Enfin, s’éloignant du monde latin, Loic Bienassis souligne combien en Angleterre la diplomatie élisabéthaine a fait l’objet d’études et combien celle de son successeur, bien plus pacifique, a été délaissée. Or, la politique de Jacques Ier, précise-t-il, est aussi inspirée par le conseiller d’Elizabeth Ire, Robert Cecil. Par ailleurs, la tiédeur envers la monarchie française est réciproque, l’auteur observant le peu d’estime d’Henri IV pour la politique extérieure de Jacques VI d’Ecosse, devenu Jacques Ier d’Angleterre en 1603, pour ne pas avoir osé s’affranchir d’Elisabeth Ire de crainte d’y perdre ses droits sur le trône anglais.
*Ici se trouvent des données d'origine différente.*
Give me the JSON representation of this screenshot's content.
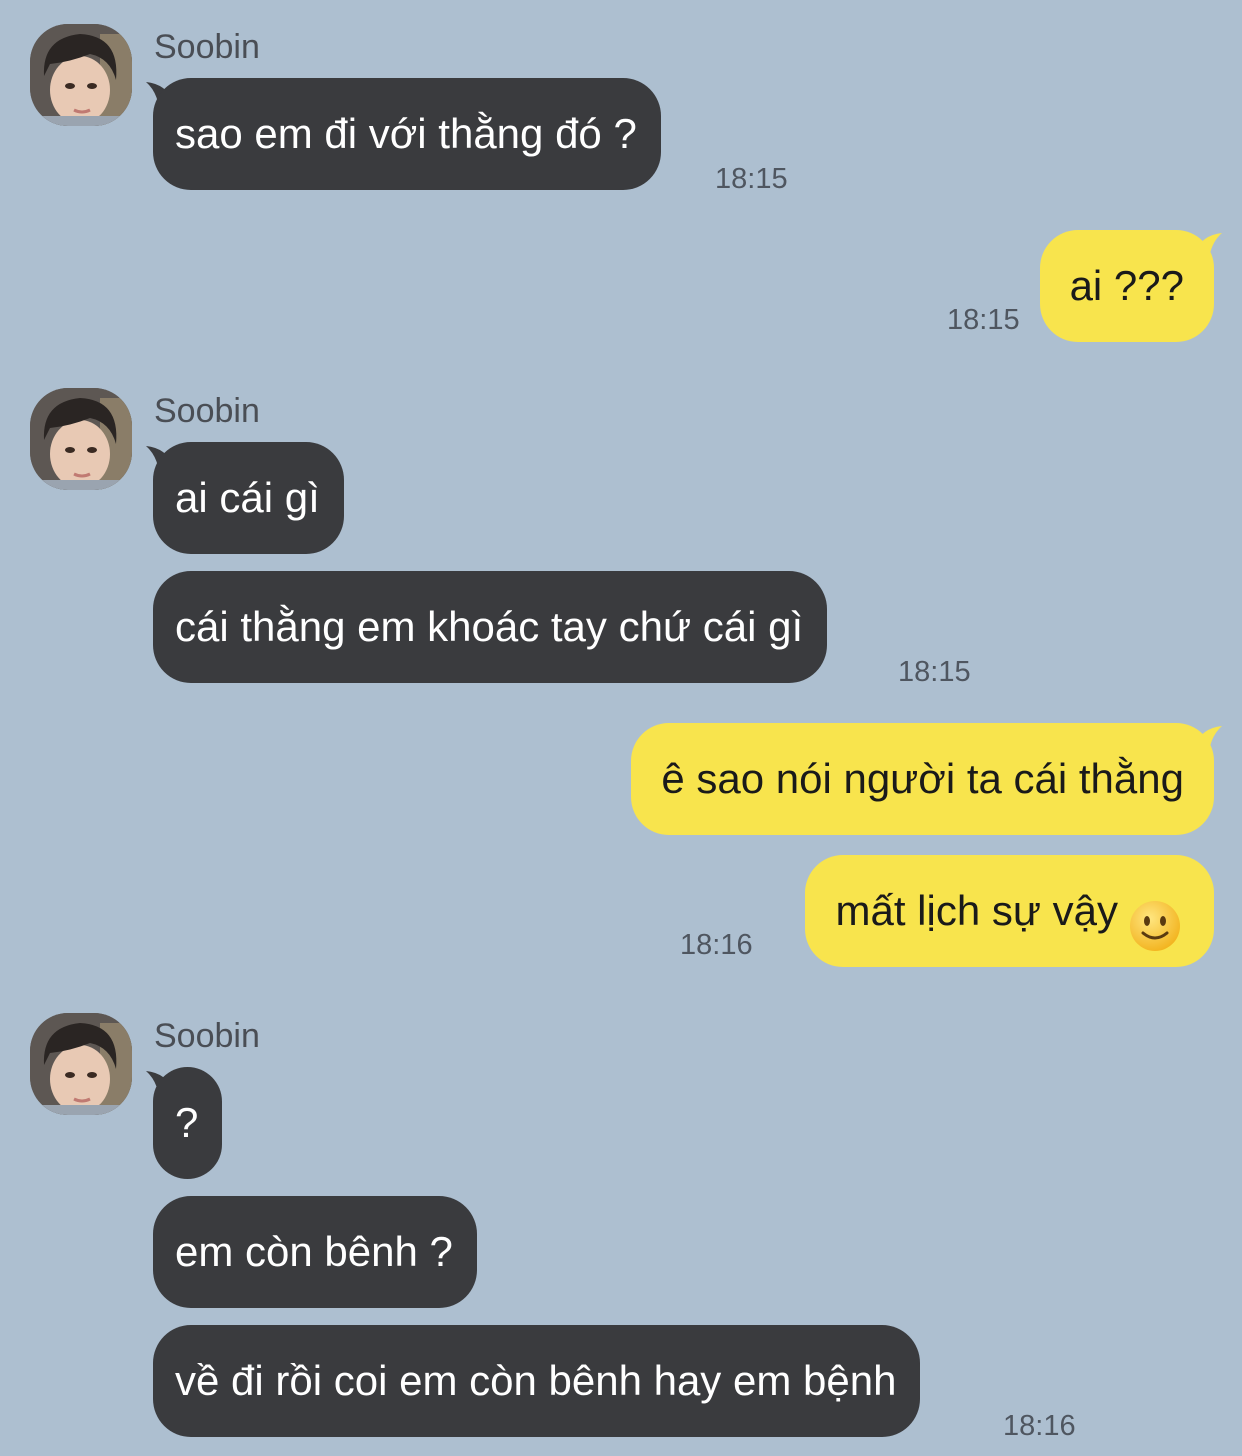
{
  "contact": {
    "name": "Soobin",
    "avatar_icon": "profile-photo"
  },
  "theme": {
    "background": "#adbfd0",
    "incoming_bubble": "#3a3b3e",
    "outgoing_bubble": "#f8e44d"
  },
  "messages": [
    {
      "dir": "in",
      "text": "sao em đi với thằng đó ?",
      "time": "18:15"
    },
    {
      "dir": "out",
      "text": "ai ???",
      "time": "18:15"
    },
    {
      "dir": "in",
      "text": "ai cái gì",
      "time": ""
    },
    {
      "dir": "in",
      "text": "cái thằng em khoác tay chứ cái gì",
      "time": "18:15"
    },
    {
      "dir": "out",
      "text": "ê sao nói người ta cái thằng",
      "time": ""
    },
    {
      "dir": "out",
      "text": "mất lịch sự vậy",
      "emoji": "slightly-smiling-face-icon",
      "time": "18:16"
    },
    {
      "dir": "in",
      "text": "?",
      "time": ""
    },
    {
      "dir": "in",
      "text": "em còn bênh ?",
      "time": ""
    },
    {
      "dir": "in",
      "text": "về đi rồi coi em còn bênh hay em bệnh",
      "time": "18:16"
    }
  ]
}
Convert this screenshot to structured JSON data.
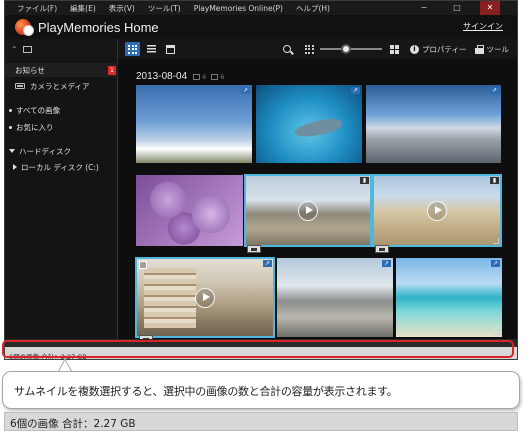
{
  "menu": {
    "file": "ファイル(F)",
    "edit": "編集(E)",
    "view": "表示(V)",
    "tools": "ツール(T)",
    "online": "PlayMemories Online(P)",
    "help": "ヘルプ(H)"
  },
  "app": {
    "title": "PlayMemories Home",
    "signin": "サインイン"
  },
  "toolbar": {
    "properties_label": "プロパティー",
    "tools_label": "ツール",
    "thumbnail_size_level": 0.4
  },
  "sidebar": {
    "items": [
      {
        "label": "お知らせ",
        "badge": "1"
      },
      {
        "label": "カメラとメディア"
      },
      {
        "label": "すべての画像"
      },
      {
        "label": "お気に入り"
      },
      {
        "label": "ハードディスク"
      },
      {
        "label": "ローカル ディスク (C:)"
      }
    ]
  },
  "content": {
    "date": "2013-08-04",
    "photo_count": "6",
    "video_count": "6",
    "thumbnails": [
      {
        "kind": "photo",
        "scene": "sky-clouds",
        "selected": false
      },
      {
        "kind": "photo",
        "scene": "underwater-whale",
        "selected": false
      },
      {
        "kind": "photo",
        "scene": "beach-fisheye",
        "selected": false
      },
      {
        "kind": "photo",
        "scene": "purple-roses",
        "selected": false
      },
      {
        "kind": "video",
        "scene": "harbor-walk",
        "selected": true
      },
      {
        "kind": "video",
        "scene": "sandy-beach",
        "selected": true
      },
      {
        "kind": "video",
        "scene": "books-stack",
        "selected": true
      },
      {
        "kind": "photo",
        "scene": "road-coast",
        "selected": false
      },
      {
        "kind": "photo",
        "scene": "tropical-sea",
        "selected": false
      }
    ]
  },
  "status": {
    "selection_text": "6個の画像 合計：2.27 GB"
  },
  "callout": {
    "text": "サムネイルを複数選択すると、選択中の画像の数と合計の容量が表示されます。",
    "zoom_text": "6個の画像 合計：2.27 GB"
  },
  "colors": {
    "accent": "#2e6db4",
    "selection": "#4fb6dd",
    "highlight_ring": "#d9242a",
    "badge": "#e02a2a"
  }
}
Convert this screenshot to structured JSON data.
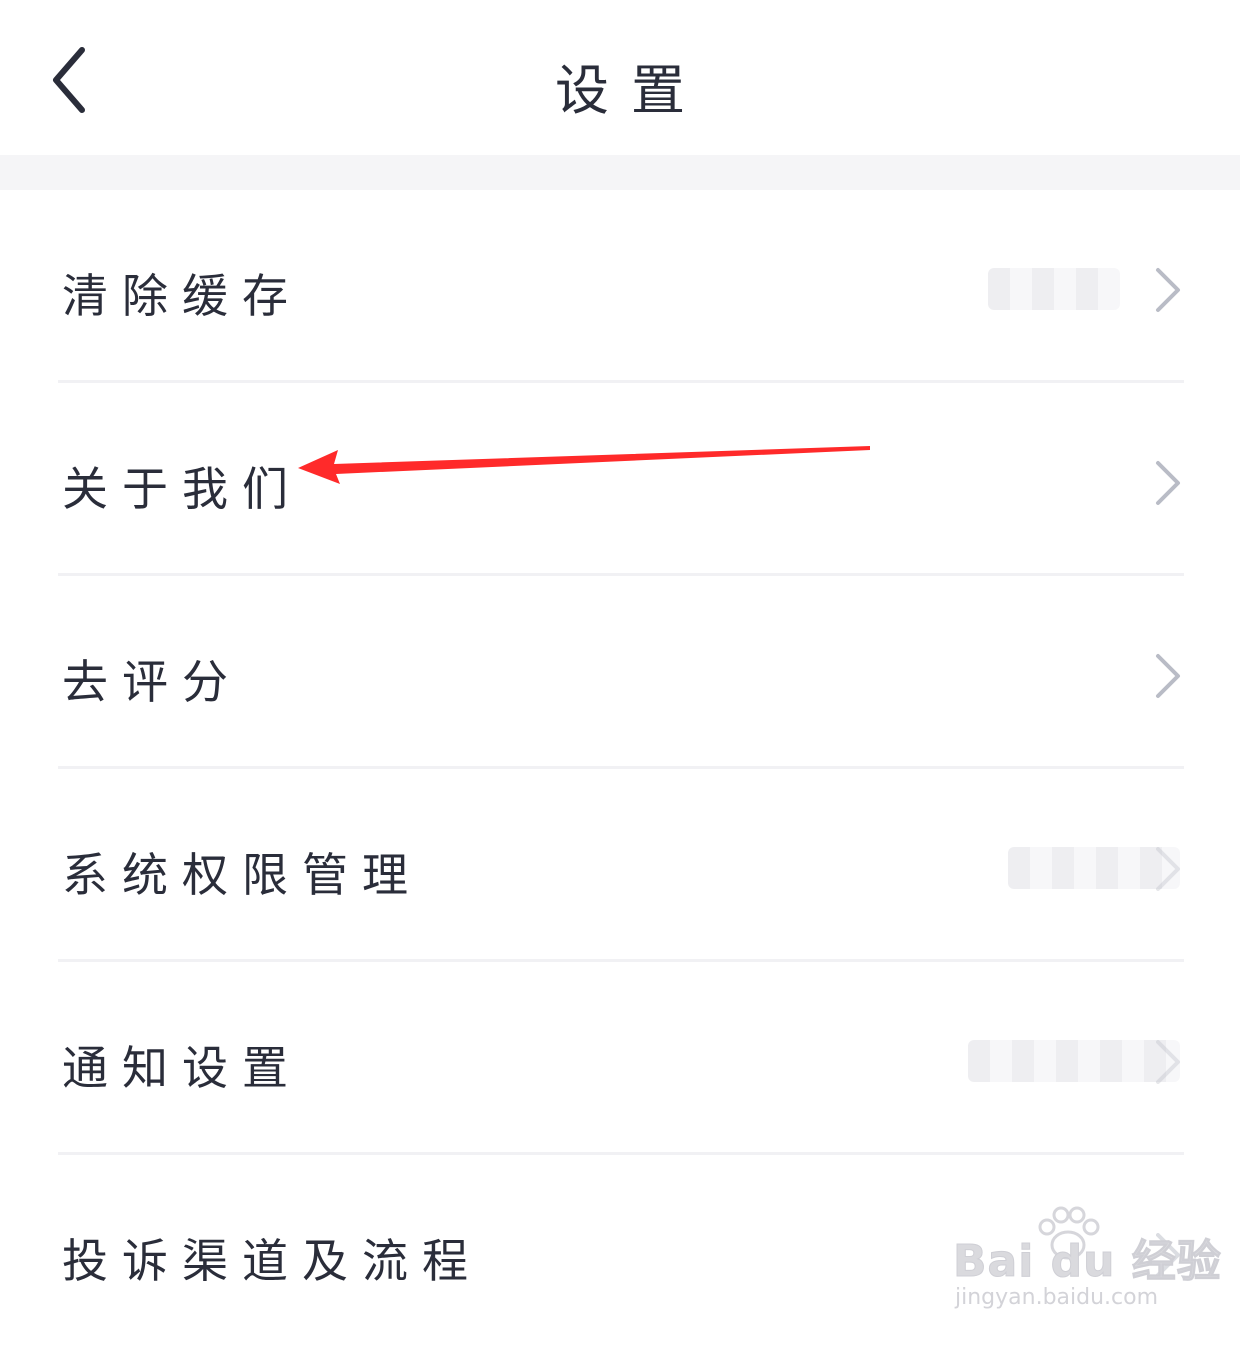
{
  "nav": {
    "title": "设置",
    "back_icon": "chevron-left-icon"
  },
  "settings": {
    "items": [
      {
        "label": "清除缓存",
        "value_blurred": true,
        "chevron_icon": "chevron-right-icon"
      },
      {
        "label": "关于我们",
        "value_blurred": false,
        "chevron_icon": "chevron-right-icon"
      },
      {
        "label": "去评分",
        "value_blurred": false,
        "chevron_icon": "chevron-right-icon"
      },
      {
        "label": "系统权限管理",
        "value_blurred": true,
        "chevron_icon": "chevron-right-icon"
      },
      {
        "label": "通知设置",
        "value_blurred": true,
        "chevron_icon": "chevron-right-icon"
      },
      {
        "label": "投诉渠道及流程",
        "value_blurred": false,
        "chevron_icon": "chevron-right-icon"
      }
    ]
  },
  "annotation": {
    "arrow_color": "#ff2a2a",
    "points_to": "关于我们"
  },
  "watermark": {
    "brand": "Bai du 经验",
    "url": "jingyan.baidu.com"
  },
  "colors": {
    "text": "#2a2d3a",
    "chevron": "#b9bcc6",
    "divider": "#f1f1f4",
    "band": "#f5f5f7"
  }
}
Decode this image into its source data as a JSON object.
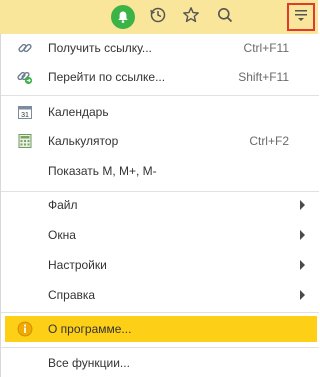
{
  "toolbar": {
    "icons": [
      "bell-icon",
      "history-icon",
      "star-icon",
      "search-icon",
      "menu-icon"
    ],
    "accent": "#f9e69a",
    "bell_color": "#3bb347",
    "highlight_border": "#e03a2f"
  },
  "menu": {
    "get_link": {
      "label": "Получить ссылку...",
      "shortcut": "Ctrl+F11"
    },
    "go_to_link": {
      "label": "Перейти по ссылке...",
      "shortcut": "Shift+F11"
    },
    "calendar": {
      "label": "Календарь",
      "icon_text": "31"
    },
    "calculator": {
      "label": "Калькулятор",
      "shortcut": "Ctrl+F2"
    },
    "show_memory": {
      "label": "Показать М, М+, М-"
    },
    "file": {
      "label": "Файл"
    },
    "windows": {
      "label": "Окна"
    },
    "settings": {
      "label": "Настройки"
    },
    "help": {
      "label": "Справка"
    },
    "about": {
      "label": "О программе...",
      "highlight": "#fdd017"
    },
    "all_functions": {
      "label": "Все функции..."
    }
  }
}
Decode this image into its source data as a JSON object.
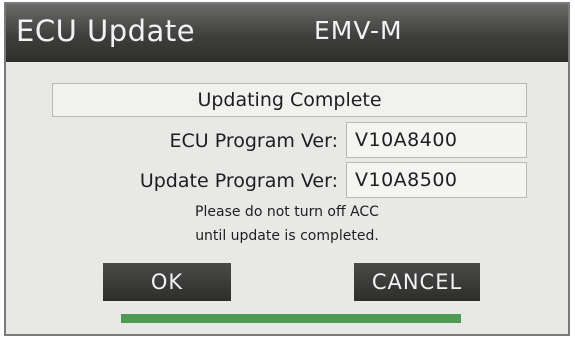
{
  "window": {
    "title": "ECU Update",
    "model": "EMV-M"
  },
  "status": {
    "message": "Updating Complete"
  },
  "fields": [
    {
      "label": "ECU Program Ver:",
      "value": "V10A8400"
    },
    {
      "label": "Update Program Ver:",
      "value": "V10A8500"
    }
  ],
  "notice": {
    "line1": "Please do not turn off ACC",
    "line2": "until update is completed."
  },
  "buttons": {
    "ok_label": "OK",
    "cancel_label": "CANCEL"
  },
  "progress": {
    "fraction": 1.0,
    "color": "#4f9a55"
  }
}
Pour sa part, Jacques Stuart n’apprécie que très peu le premier roi bourbon qu’il perçoit comme un apostat. Enfin, une nouvelle fois dans les rapports anglo-français, une querelle commerciale et financière oppose ces deux puissances, en particulier sur la question de la dette française contracter par Henri IV.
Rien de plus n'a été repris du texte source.